10. The continuous web of claim 9 wherein the series of perforations extend through the plastic film at a location aligned with one of the die-cut openings formed in the base material.

11. The continuous web of claim 10 wherein the series of perforations formed in the base material extend between the side edges of the die-cut opening and the side seals.

12. The continuous web of claim 11 wherein the width of the die-cut opening can be modified by tearing the base material along the series of perforations prior to insertion of the product into the pocket.

13. The continuous web of claim 11 wherein the base material is formed from spun bonded olefin.

14. The continuous web of claim 11 wherein the die-cut opening is formed from a removed blank of the base material.

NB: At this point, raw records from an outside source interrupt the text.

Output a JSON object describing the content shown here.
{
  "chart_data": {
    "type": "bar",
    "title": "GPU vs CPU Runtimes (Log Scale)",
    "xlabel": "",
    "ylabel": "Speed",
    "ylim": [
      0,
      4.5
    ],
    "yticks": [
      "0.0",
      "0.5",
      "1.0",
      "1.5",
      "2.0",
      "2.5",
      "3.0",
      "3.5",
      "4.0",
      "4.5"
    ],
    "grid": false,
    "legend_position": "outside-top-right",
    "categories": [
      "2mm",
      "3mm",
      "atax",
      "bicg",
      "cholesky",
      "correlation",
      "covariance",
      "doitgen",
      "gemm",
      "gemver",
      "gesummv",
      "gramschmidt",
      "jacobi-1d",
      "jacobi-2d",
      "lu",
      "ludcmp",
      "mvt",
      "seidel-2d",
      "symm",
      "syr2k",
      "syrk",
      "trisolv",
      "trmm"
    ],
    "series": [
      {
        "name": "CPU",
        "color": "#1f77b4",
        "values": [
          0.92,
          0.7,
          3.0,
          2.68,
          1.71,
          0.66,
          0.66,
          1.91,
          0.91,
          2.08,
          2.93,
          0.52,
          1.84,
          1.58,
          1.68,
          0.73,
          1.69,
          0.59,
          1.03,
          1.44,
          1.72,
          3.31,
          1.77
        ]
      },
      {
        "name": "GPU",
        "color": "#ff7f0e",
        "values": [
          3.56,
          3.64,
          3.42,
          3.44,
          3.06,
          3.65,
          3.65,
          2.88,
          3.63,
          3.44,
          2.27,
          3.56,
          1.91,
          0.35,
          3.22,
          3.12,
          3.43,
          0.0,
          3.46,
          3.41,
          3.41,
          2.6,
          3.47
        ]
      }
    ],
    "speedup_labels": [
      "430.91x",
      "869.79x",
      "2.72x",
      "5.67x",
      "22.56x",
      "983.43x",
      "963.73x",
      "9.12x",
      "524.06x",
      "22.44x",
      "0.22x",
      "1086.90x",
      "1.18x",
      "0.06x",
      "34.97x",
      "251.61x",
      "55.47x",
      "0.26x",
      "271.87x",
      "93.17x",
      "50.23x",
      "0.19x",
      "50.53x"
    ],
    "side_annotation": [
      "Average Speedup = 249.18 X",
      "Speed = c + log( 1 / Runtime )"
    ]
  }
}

15. A method of placing products into a bag using an automated bagging machine, the method comprising the steps of:

providing a continuous web of bags, the continuous web including an elongated strip of a base material and elongated strip of plastic film adhesively bonded to the base material to define a plurality of pockets, each pocket having a bottom seal, a pair of space side seals and an open end, the continuous web including a series of perforations passing through both the base material and the strip of plastic film and transversing the continuous web, the continuous web further including a series of die-cut openings formed in only the base material, each of the die-cut opening being aligned with the open end of one of the pockets and defined by a pair of spaced side edges, the side edges being spaced inwardly from the side seals;

separating the base material from the plastic film at the die-cut opening;

inserting a product into the pocket through the die-cut opening;

sealing the base material to the plastic film at a location spaced from the die-cut opening such that the open end of the pocket is sealed; and

separating the sealed packet from the remaining web along the series of perforations.

16. The method of claim 14 wherein the side edges of the die-cut openings are spaced from the side seals and the series of perforations formed in the base layer extend between the side edges of the die-cut opening and the side seals.

17. The method of claim 16 further comprising the step of selectively tearing the base layer along the perforations to increase the width of the die-cut opening prior to insertion of the product into the pocket.

18. The method of claim 17 wherein the step of tearing the base layer includes inserting a pair of fingers into the die-cut opening and separating the fingers to tear the base layer a selected amount.

19. The method of claim 15 wherein the base layer is separated from the plastic film by a flow of air.

20. The method of claim 15 wherein the step of sealing the base material to the plastic film includes applying a heated sealing bar to the plastic film such that the plastic film is sealed to the base material transversely across the continuous web between the pair of spaced side seals.

21. The method of claim 18 wherein the base material is formed from a spun bonded olefin.